Prigioniero della sua genetica arretratezza, il gruppo dirigente del Pd, di cui i cosiddetti “giovani turchi” sono l’espressione più recente ma anche più ottusa, declina secondo alfabeti totalmente inattuali le stesse ricette per arrestare il declino economico dell’Italia: attardandosi a parole in una sorta di vuoto “gramelot” laburista, coltivando nei fatti rapporti assai stretti – rapporti molte volte opachi, di scambio e di potere – con i settori meno dinamici, oltre che più antiecologici, della struttura economica  (l’edilizia della rendita fondiaria, i grandi gruppi dell’energia fossile, l’industria pesante). Tutte e due queste inerzie conservatrici contraddicono l’ambizione dei democratici di guidare un progetto politico di radicale cambiamento e li allontanano dall’elettorato più giovane. Entrambe lasciano in ombra le grandi innovazioni – ecologia, educazione, tecnologia – di cui l’Italia come l’intero Occidente ha disperato bisogno per guadagnarsi un futuro prospero.

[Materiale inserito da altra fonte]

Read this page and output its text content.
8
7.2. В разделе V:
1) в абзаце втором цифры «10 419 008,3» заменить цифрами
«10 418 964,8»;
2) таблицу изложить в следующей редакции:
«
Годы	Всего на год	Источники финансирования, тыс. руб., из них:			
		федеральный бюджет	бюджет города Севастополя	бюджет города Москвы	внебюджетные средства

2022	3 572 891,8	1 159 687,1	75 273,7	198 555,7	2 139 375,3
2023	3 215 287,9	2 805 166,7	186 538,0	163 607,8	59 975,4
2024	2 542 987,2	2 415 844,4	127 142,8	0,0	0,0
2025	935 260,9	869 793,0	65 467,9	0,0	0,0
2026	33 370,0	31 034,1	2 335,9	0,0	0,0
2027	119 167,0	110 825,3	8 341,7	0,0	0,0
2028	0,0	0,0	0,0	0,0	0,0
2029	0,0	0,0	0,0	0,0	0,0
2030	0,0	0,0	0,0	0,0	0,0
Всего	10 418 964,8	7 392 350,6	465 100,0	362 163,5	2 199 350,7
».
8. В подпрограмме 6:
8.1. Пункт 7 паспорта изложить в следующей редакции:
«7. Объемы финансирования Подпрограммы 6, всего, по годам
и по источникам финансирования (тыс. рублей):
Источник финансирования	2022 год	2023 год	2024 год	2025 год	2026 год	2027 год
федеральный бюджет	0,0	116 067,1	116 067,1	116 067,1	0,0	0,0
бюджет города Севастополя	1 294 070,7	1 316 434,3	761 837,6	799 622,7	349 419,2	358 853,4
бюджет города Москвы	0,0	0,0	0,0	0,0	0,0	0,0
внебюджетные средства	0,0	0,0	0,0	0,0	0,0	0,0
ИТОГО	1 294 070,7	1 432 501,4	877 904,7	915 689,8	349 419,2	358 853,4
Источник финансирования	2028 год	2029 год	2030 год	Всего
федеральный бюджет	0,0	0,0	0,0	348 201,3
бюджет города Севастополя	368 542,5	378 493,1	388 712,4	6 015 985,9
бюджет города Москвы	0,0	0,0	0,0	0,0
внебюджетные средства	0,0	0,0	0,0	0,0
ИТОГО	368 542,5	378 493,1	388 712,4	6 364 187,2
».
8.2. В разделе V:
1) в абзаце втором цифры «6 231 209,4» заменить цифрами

Anche se l’ascesa spettacolare del movimento Cinquestelle è dovuta soprattutto a un’efficacissima, e largamente giustificata, crociata “anti-casta”, però proprio l’ambiente è uno degli argomenti più frequentati dai grillini: così nei loro programmi, nel loro discorso pubblico, nei curricula di buona parte dei loro eletti. Da questo punto di vista i Cinquestelle, bisogna dirlo, non hanno inventato nulla: l’ecologia, i beni comuni, sono temi da tempo “a disposizione”, ed erano centrali già  nelle mobilitazioni no-global di dieci anni fa. Loro li hanno raccolti, depurati di qualche tossina vetero-ideologica di troppo (l’ambientalismo come nuova frontiera anti-capitalista), conditi con nuovi ingredienti – la democrazia della rete, un certo comunitarismo nimby – di per sé discutibili  ma gettonatissimi nell’Italia disgustata dalla politica dei partiti. Certo il movimento di Grillo resta essenzialmente un “sintomo” dell’accresciuta importanza culturale e sociale dell’ambiente, mentre il suo concreto programma non pare sempre all’altezza di curare i tanti e gravissimi mali ambientali dell’Italia. Ma un fatto è indiscutibile: i Cinquestelle sono l’unica forza politica italiana che propone  l’ambiente come parte integrante e decisiva di una prospettiva generale di cambiamento, e ciò contribuisce a farli apparire a molti non solo più moderni ma più riformisti anche del Pd.
Il Partito democratico vuole ripartire dopo la dolorosissima “non vittoria” di queste ultime elezioni? Allora la smetta di perdere tempo e faccia corteggiando i “cinquestelle” dopo averli sbeffeggiati per mesi, e provi invece a diventare più contemporaneo mettendo per davvero l’ambiente al centro del suo sistema di valori e di interessi, e la green economy nel cuore della sua idea di sviluppo. Sarebbe più serio e funzionerebbe meglio.